IMS Research has just published the ninth edition of its World Market for CCTV and Video Surveillance Equipment report. The 2012 edition forecasts that despite the weak and uncertain economic climate, the world market for video surveillance equipment will grow in excess of 12% in 2012.
Senior analyst and report author, Gary Wong, states; “Western Europe is projected to be the largest drag factor impacting global market growth in 2012. The Eurozone debt crisis is expected to depress growth in Western Europe as austerity measures continue to be implemented and a lack of end-user confidence limits video surveillance equipment spend. Spain, Italy and Greece are forecast to be the three slowest growing European markets for video surveillance equipment in 2012.”
Despite the dampening effect of the Eurozone debt crisis, strong growth is forecast for the global video surveillance equipment market in 2012. Wong states, “The global market will be driven by strong demand for video surveillance equipment in the BRIC (Brazil, Russia, India and China) countries.”

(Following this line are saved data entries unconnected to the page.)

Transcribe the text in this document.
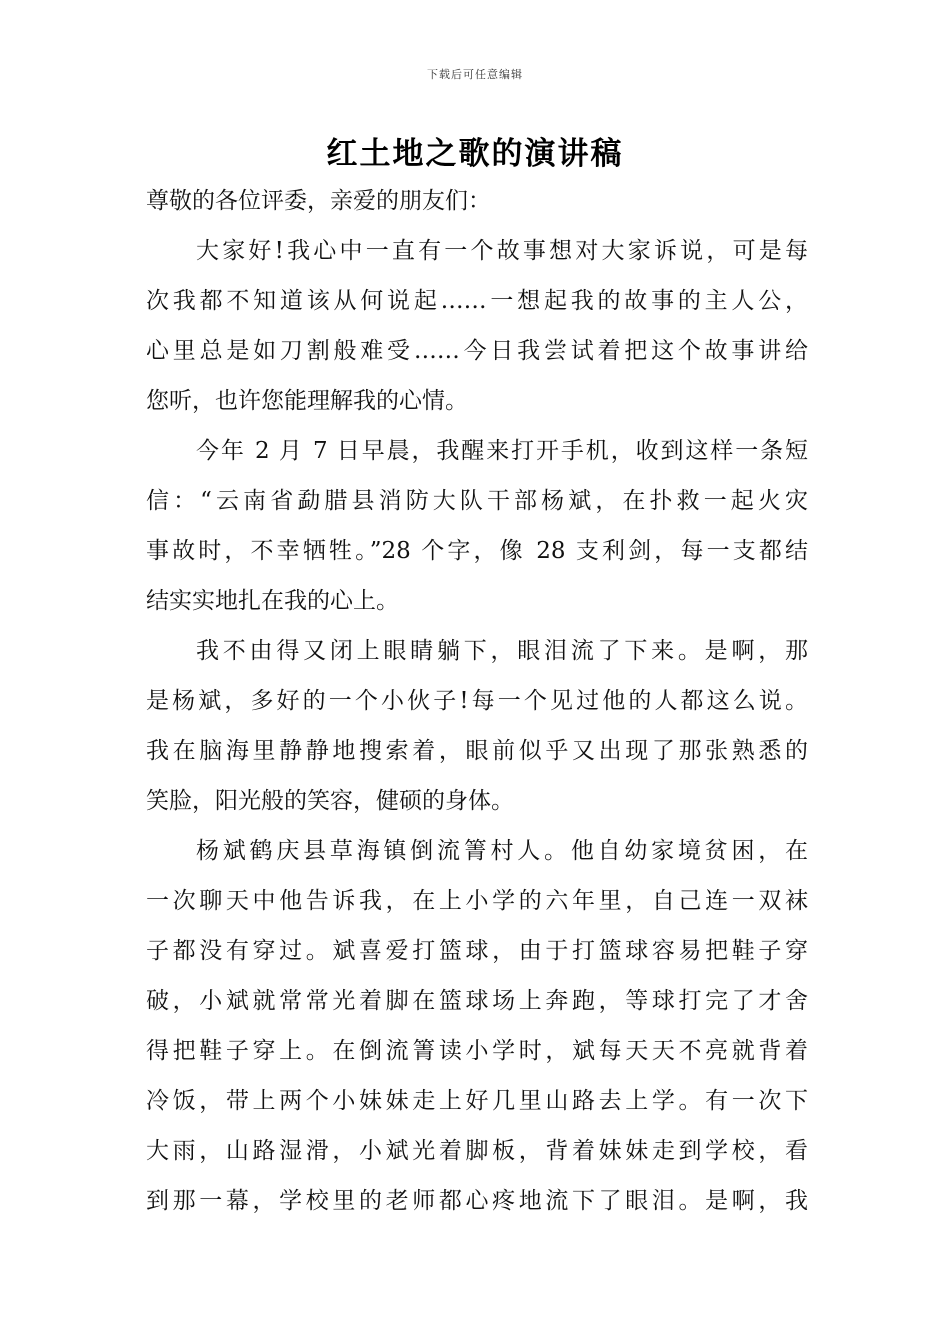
下载后可任意编辑
红土地之歌的演讲稿
尊敬的各位评委，亲爱的朋友们：
大家好!我心中一直有一个故事想对大家诉说，可是每
次我都不知道该从何说起……一想起我的故事的主人公，
心里总是如刀割般难受……今日我尝试着把这个故事讲给
您听，也许您能理解我的心情。
今年 2 月 7 日早晨，我醒来打开手机，收到这样一条短
信：“云南省勐腊县消防大队干部杨斌，在扑救一起火灾
事故时，不幸牺牲。”28 个字，像 28 支利剑，每一支都结
结实实地扎在我的心上。
我不由得又闭上眼睛躺下，眼泪流了下来。是啊，那
是杨斌，多好的一个小伙子!每一个见过他的人都这么说。
我在脑海里静静地搜索着，眼前似乎又出现了那张熟悉的
笑脸，阳光般的笑容，健硕的身体。
杨斌鹤庆县草海镇倒流箐村人。他自幼家境贫困，在
一次聊天中他告诉我，在上小学的六年里，自己连一双袜
子都没有穿过。斌喜爱打篮球，由于打篮球容易把鞋子穿
破，小斌就常常光着脚在篮球场上奔跑，等球打完了才舍
得把鞋子穿上。在倒流箐读小学时，斌每天天不亮就背着
冷饭，带上两个小妹妹走上好几里山路去上学。有一次下
大雨，山路湿滑，小斌光着脚板，背着妹妹走到学校，看
到那一幕，学校里的老师都心疼地流下了眼泪。是啊，我
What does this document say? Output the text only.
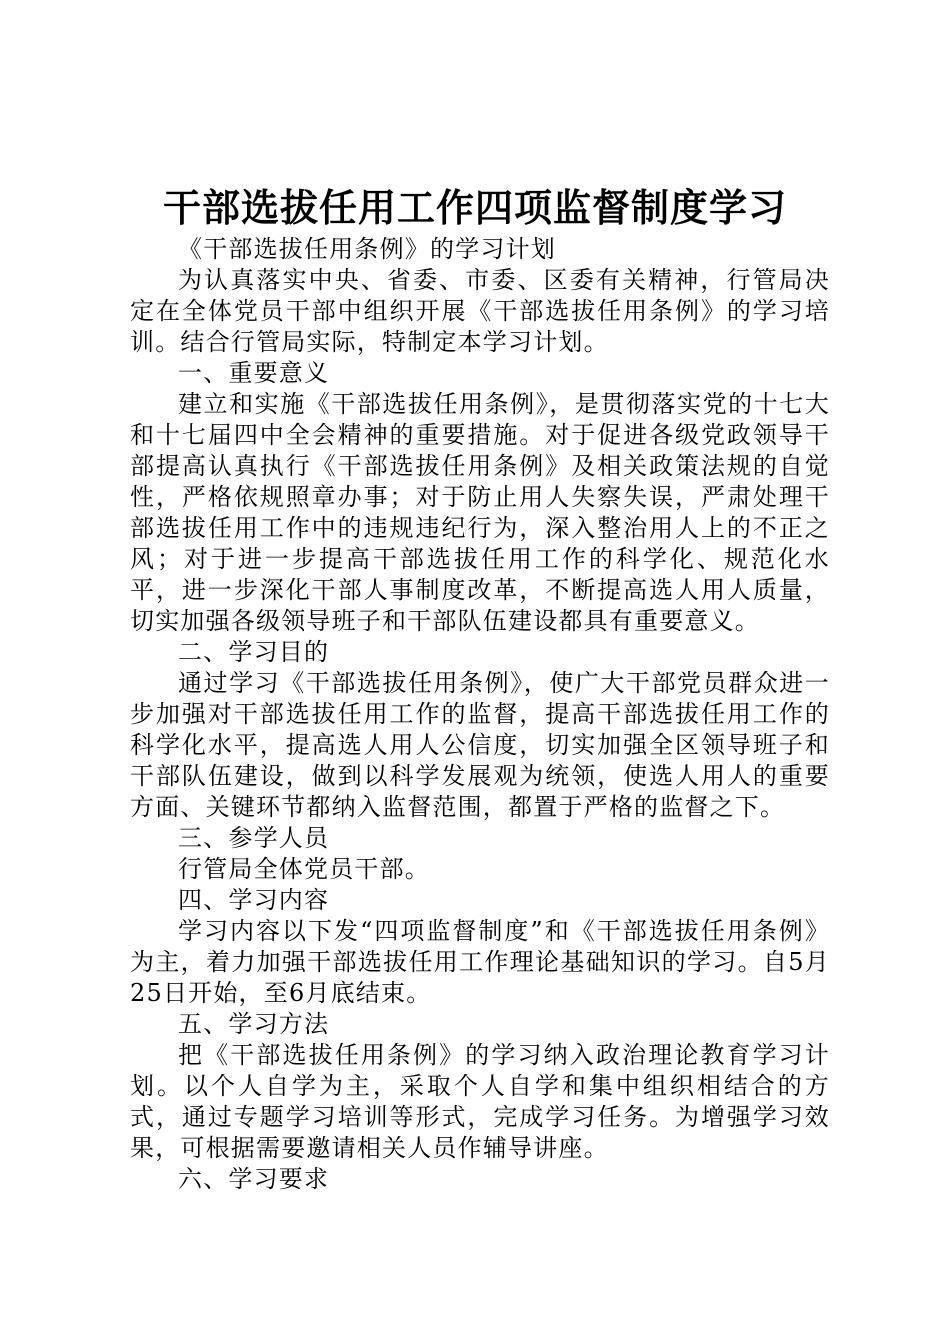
干部选拔任用工作四项监督制度学习

《干部选拔任用条例》的学习计划

为认真落实中央、省委、市委、区委有关精神，行管局决定在全体党员干部中组织开展《干部选拔任用条例》的学习培训。结合行管局实际，特制定本学习计划。

一、重要意义

建立和实施《干部选拔任用条例》，是贯彻落实党的十七大和十七届四中全会精神的重要措施。对于促进各级党政领导干部提高认真执行《干部选拔任用条例》及相关政策法规的自觉性，严格依规照章办事；对于防止用人失察失误，严肃处理干部选拔任用工作中的违规违纪行为，深入整治用人上的不正之风；对于进一步提高干部选拔任用工作的科学化、规范化水平，进一步深化干部人事制度改革，不断提高选人用人质量，切实加强各级领导班子和干部队伍建设都具有重要意义。

二、学习目的

通过学习《干部选拔任用条例》，使广大干部党员群众进一步加强对干部选拔任用工作的监督，提高干部选拔任用工作的科学化水平，提高选人用人公信度，切实加强全区领导班子和干部队伍建设，做到以科学发展观为统领，使选人用人的重要方面、关键环节都纳入监督范围，都置于严格的监督之下。

三、参学人员

行管局全体党员干部。

四、学习内容

学习内容以下发“四项监督制度”和《干部选拔任用条例》为主，着力加强干部选拔任用工作理论基础知识的学习。自5月25日开始，至6月底结束。

五、学习方法

把《干部选拔任用条例》的学习纳入政治理论教育学习计划。以个人自学为主，采取个人自学和集中组织相结合的方式，通过专题学习培训等形式，完成学习任务。为增强学习效果，可根据需要邀请相关人员作辅导讲座。

六、学习要求
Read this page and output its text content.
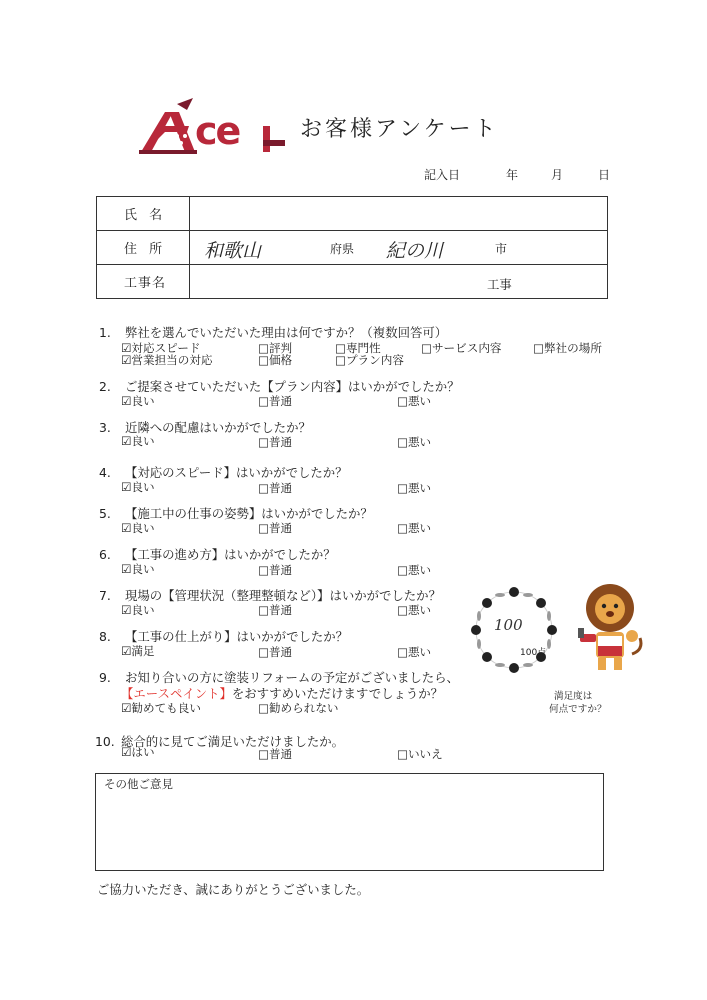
ce	お客様アンケート
記入日	年	月	日
氏 名	
住 所	和歌山 府県 紀の川 市

工事名	工事
1. 弊社を選んでいただいた理由は何ですか？（複数回答可）
☑対応スピード	□評判	□専門性	□サービス内容	□弊社の場所
☑営業担当の対応	□価格	□プラン内容
2. ご提案させていただいた【プラン内容】はいかがでしたか？
☑良い	□普通	□悪い
3. 近隣への配慮はいかがでしたか？
☑良い	□普通	□悪い
4. 【対応のスピード】はいかがでしたか？
☑良い	□普通	□悪い
5. 【施工中の仕事の姿勢】はいかがでしたか？
☑良い	□普通	□悪い
6. 【工事の進め方】はいかがでしたか？
☑良い	□普通	□悪い
7. 現場の【管理状況（整理整頓など）】はいかがでしたか？
☑良い	□普通	□悪い
8. 【工事の仕上がり】はいかがでしたか？
☑満足	□普通	□悪い
9. お知り合いの方に塗装リフォームの予定がございましたら、
【エースペイント】をおすすめいただけますでしょうか？
☑勧めても良い	□勧められない
10. 総合的に見てご満足いただけましたか。
☑はい	□普通	□いいえ
100
100点
満足度は
何点ですか？
その他ご意見
ご協力いただき、誠にありがとうございました。
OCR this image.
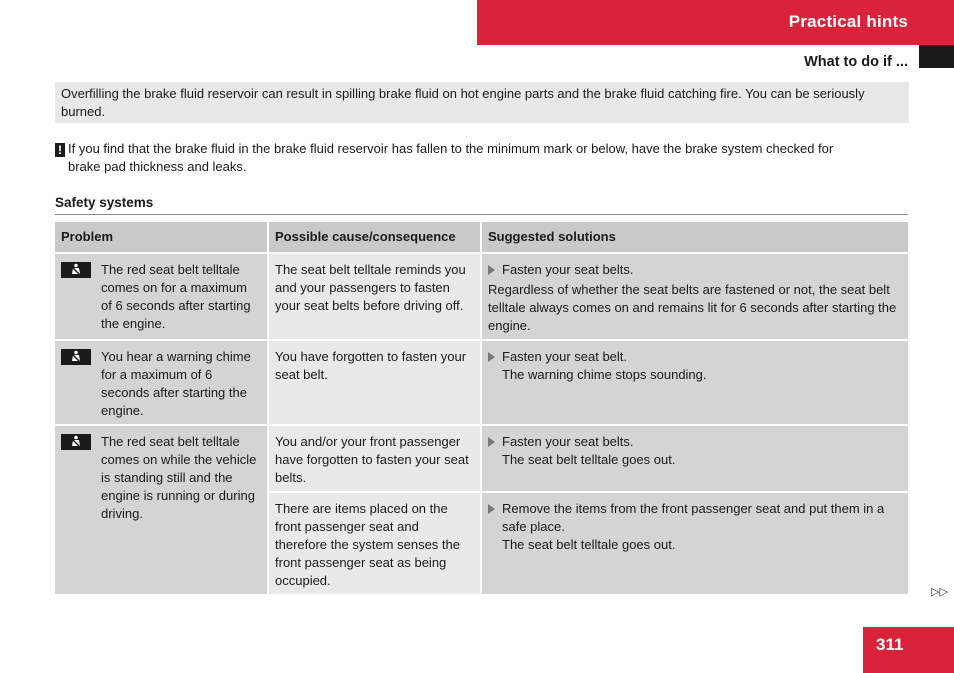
Practical hints
What to do if ...
Overfilling the brake fluid reservoir can result in spilling brake fluid on hot engine parts and the brake fluid catching fire. You can be seriously burned.
! If you find that the brake fluid in the brake fluid reservoir has fallen to the minimum mark or below, have the brake system checked for
brake pad thickness and leaks.
Safety systems
Problem	Possible cause/consequence	Suggested solutions

The red seat belt telltale comes on for a maximum of 6 seconds after starting the engine.	The seat belt telltale reminds you and your passengers to fasten your seat belts before driving off.	Fasten your seat belts.
Regardless of whether the seat belts are fastened or not, the seat belt telltale always comes on and remains lit for 6 seconds after starting the engine.

You hear a warning chime for a maximum of 6 seconds after starting the engine.	You have forgotten to fasten your seat belt.	Fasten your seat belt.
The warning chime stops sounding.

The red seat belt telltale comes on while the vehicle is standing still and the engine is running or during driving.	You and/or your front passenger have forgotten to fasten your seat belts.	Fasten your seat belts.
The seat belt telltale goes out.

	There are items placed on the front passenger seat and therefore the system senses the front passenger seat as being occupied.	Remove the items from the front passenger seat and put them in a safe place.
The seat belt telltale goes out.
▷▷
311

Infrastructure development in advance of major sporting events in Brazil and a heavy focus on city surveillance in China, India and Russia will be key drivers for growth in these countries. Currently the BRIC market is estimated to represent approximately 30% of global video surveillance spend. This is projected to increase to more than 40% of global spend in 2016. Whilst only low single digit growth is forecast for some of the more established markets for video surveillance equipment, the aggregate BRIC market is forecast to grow in excess of 20% in 2012 (year-on-year)”.
Rapidly increasing traction for network video surveillance equipment in the BRIC countries is forecast to lead to an acceleration to the tipping point, when network video sales will overtake analogue CCTV sales. IMS Research forecasts that the world market for video surveillance equipment will tip in favour of network video in 2013.